Continuation passing style

A well-known extension to lambda calculus are continuations. The continuations can be transformed back to lambda calculus though. This happens by never returning after a call.

In the categorical abstract machine, it roughly means a transformation such as the following:

g . app . pair(cur(f).z, x)

= app . pair(app . pair(cur(cur(f)).z, cur(g . snd)), x)

The function signatures become of the form as below. The return value is no longer interesting, so we blank it.

(b ⊸ ¤) ⊸ a ⊸ ¤

In classical linear logic, it is clear what we just did. Variables no longer move into other direction? It's an axiom or cut.

(b ⊗ ~¤) ⅋ ~a ⅋ ¤

We could add something into the hole to give the computation some context, but if we clear it and make it unit, it means that we've just added bit of flow direction markers or something.

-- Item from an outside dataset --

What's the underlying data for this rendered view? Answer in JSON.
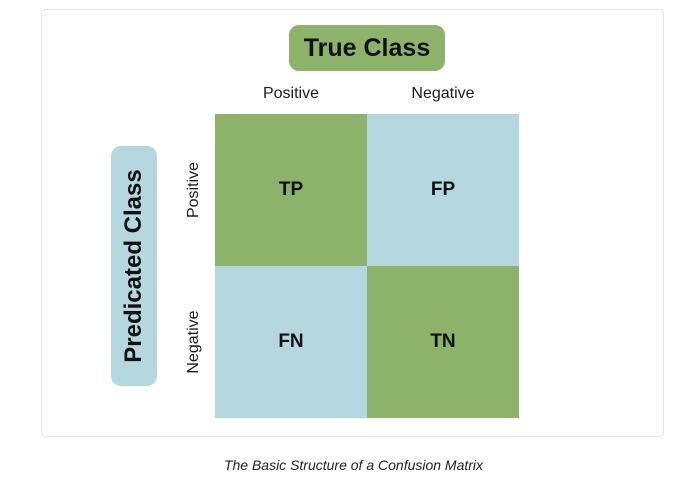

The continuations still have to be exposed to the user. They are usually done through a little function, call/cc, lets call it E, just like how the linear continuations -paper calls it.

E : (a ⊸ ¤) ⊸ ¤ ⊸ a

What does happen to this signature if we rewrite it?

E : (a ⊸ ¤) ⊸ (((¤ ⊸ ¤) ⊸ a ⊸ ¤) ⊸ ¤) ⊸ ¤

Seems difficult..

E = f ↦ g ↦ g (k ↦ x ↦ k (f x))

If you wonder if it's correct, yes, we can typecheck this and see that it matches. GHCI would give the following output:

(r3 -> r2) -> (((r2 -> r1) -> r3 -> r1) -> r) -> r

The continuation passing gives all the pieces for classical linear logic, but it's also more complicated than having few rules.

There doesn't seem to be too much anything to do with this. To solve this I have to build a substrate that conveys the rules of linear logic, can be written and evaluated. It is needed and it shapes how the rest of the system turns out.